I'm sure this has been done in other feed readers, it's worth taking a look at how they did it.
Some thoughts:
One corner case we should treat in a useful way is a feed that had weekly updates until a year ago, but then stopped. A way of dealing with this is doing the calculation only for a window of time (e.g. 6 months); this would likely help with less drastic changes in frequency as well, and would prevent bad results for some entries that predate first_updated_epoch (for them, it defaults to 1970).
Another corner case is a feed with exactly 1 entry in the time window.
We could eliminate duplicates from the initial import of entries without published/updated by grouping by first_updated_epoch.

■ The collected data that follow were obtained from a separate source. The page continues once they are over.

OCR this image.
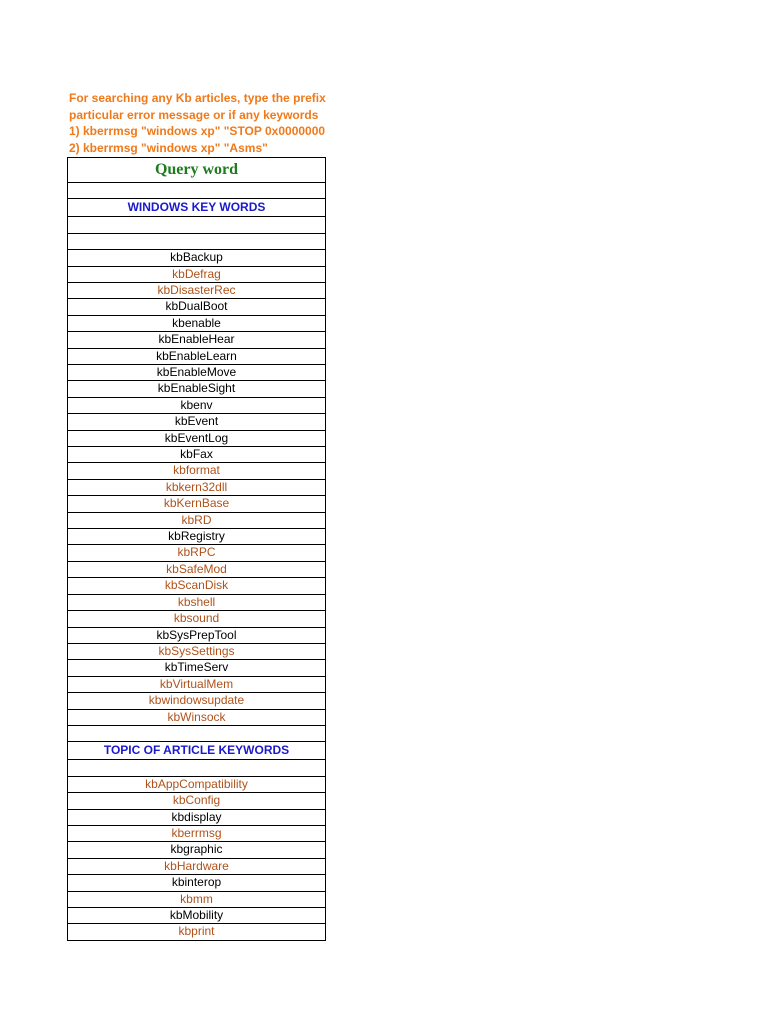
For searching any Kb articles, type the prefix
particular error message or if any keywords
1) kberrmsg "windows xp" "STOP 0x0000000
2) kberrmsg "windows xp" "Asms"
Query word

WINDOWS KEY WORDS

kbBackup
kbDefrag
kbDisasterRec
kbDualBoot
kbenable
kbEnableHear
kbEnableLearn
kbEnableMove
kbEnableSight
kbenv
kbEvent
kbEventLog
kbFax
kbformat
kbkern32dll
kbKernBase
kbRD
kbRegistry
kbRPC
kbSafeMod
kbScanDisk
kbshell
kbsound
kbSysPrepTool
kbSysSettings
kbTimeServ
kbVirtualMem
kbwindowsupdate
kbWinsock

TOPIC OF ARTICLE KEYWORDS

kbAppCompatibility
kbConfig
kbdisplay
kberrmsg
kbgraphic
kbHardware
kbinterop
kbmm
kbMobility
kbprint
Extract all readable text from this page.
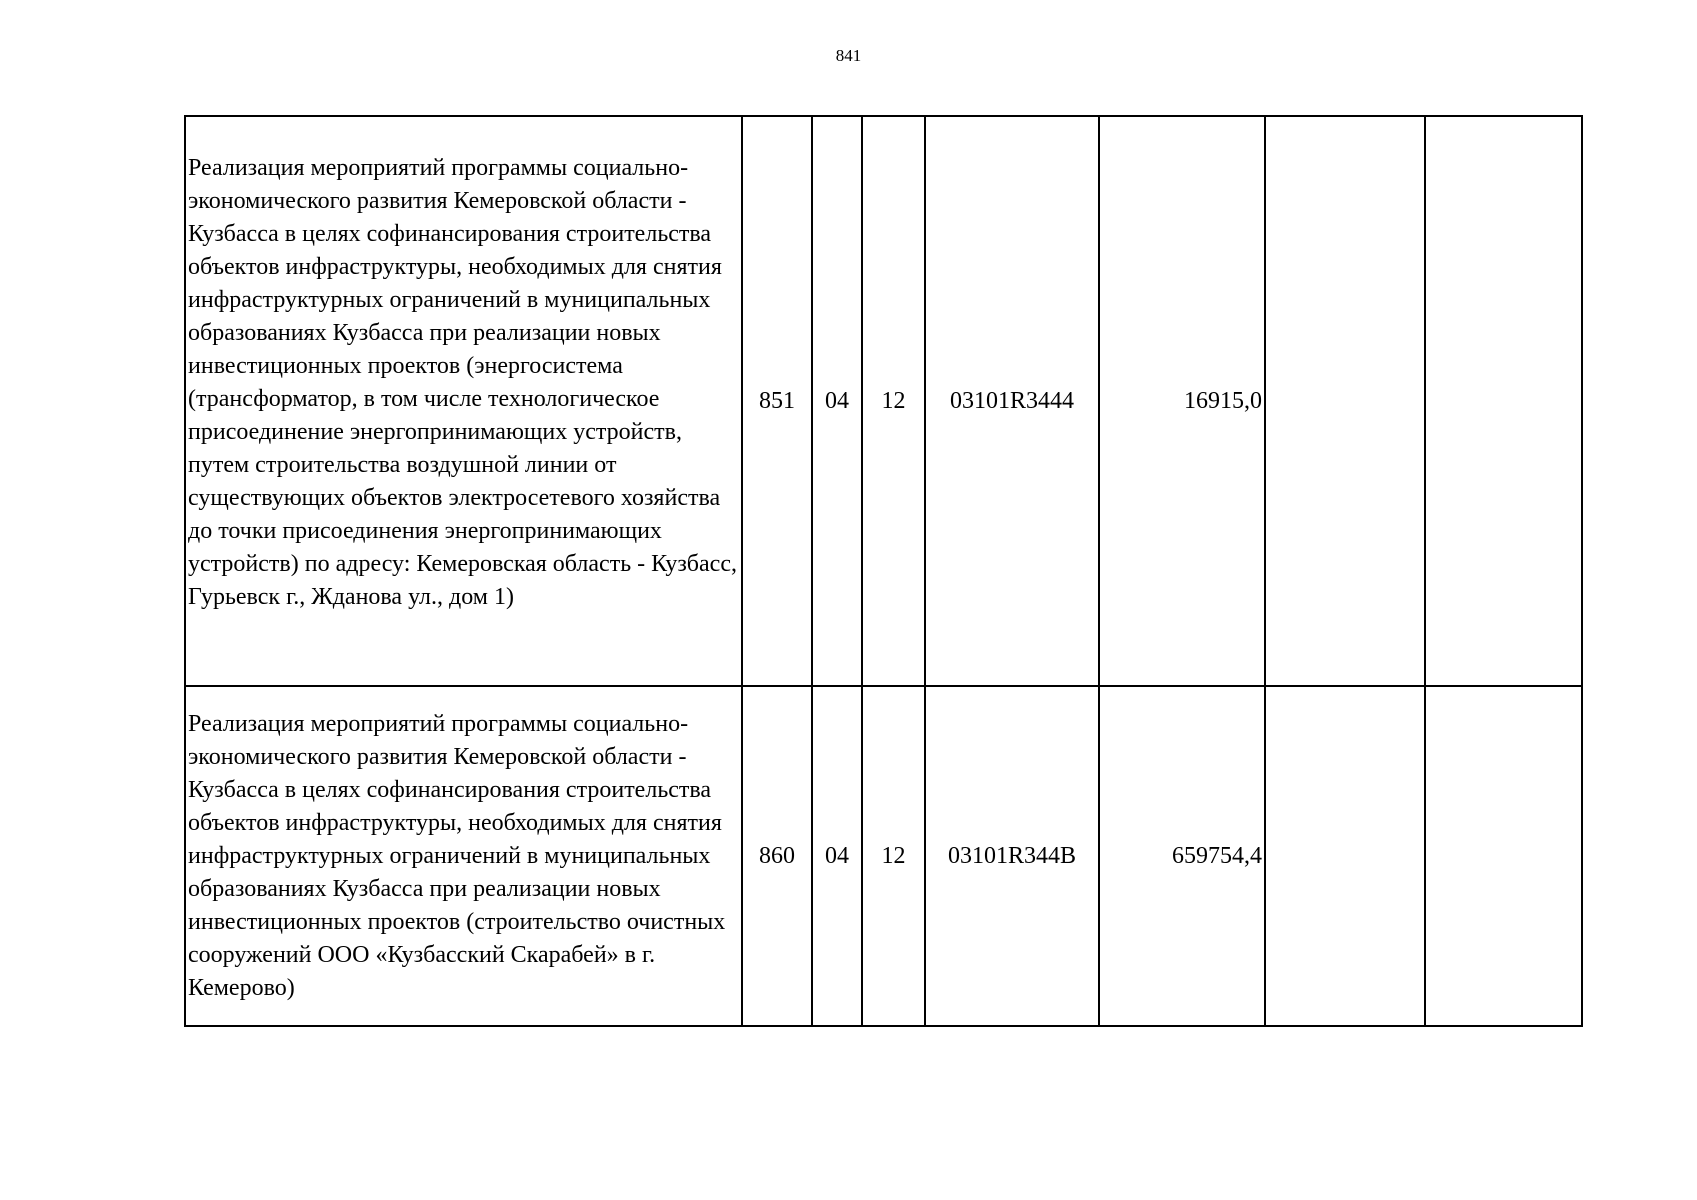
841
Реализация мероприятий программы социально-экономического развития Кемеровской области - Кузбасса в целях софинансирования строительства объектов инфраструктуры, необходимых для снятия инфраструктурных ограничений в муниципальных образованиях Кузбасса при реализации новых инвестиционных проектов (энергосистема (трансформатор, в том числе технологическое присоединение энергопринимающих устройств, путем строительства воздушной линии от существующих объектов электросетевого хозяйства до точки присоединения энергопринимающих устройств) по адресу: Кемеровская область - Кузбасс, Гурьевск г., Жданова ул., дом 1)	851	04	12	03101R3444	16915,0		
Реализация мероприятий программы социально-экономического развития Кемеровской области - Кузбасса в целях софинансирования строительства объектов инфраструктуры, необходимых для снятия инфраструктурных ограничений в муниципальных образованиях Кузбасса при реализации новых инвестиционных проектов (строительство очистных сооружений ООО «Кузбасский Скарабей» в г. Кемерово)	860	04	12	03101R344В	659754,4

Another useful thing would be to compute this metric for an arbitrary selection of entries, e.g. by tag or a full-text search query (how often do we get "python" entries?).
Presumably, if we allow arbitrary selections, the data would be returned by the
{get,search}_entry_counts
(should've called it*_stats
).If we don't allow the time window to be configurable, we may want to have 3 different windows (1 month, 6 months, 1 year), a la system load averages. OTOH, YAGNI; we can have just one initially (likely, 1 year), and then alias that attribute to something else later.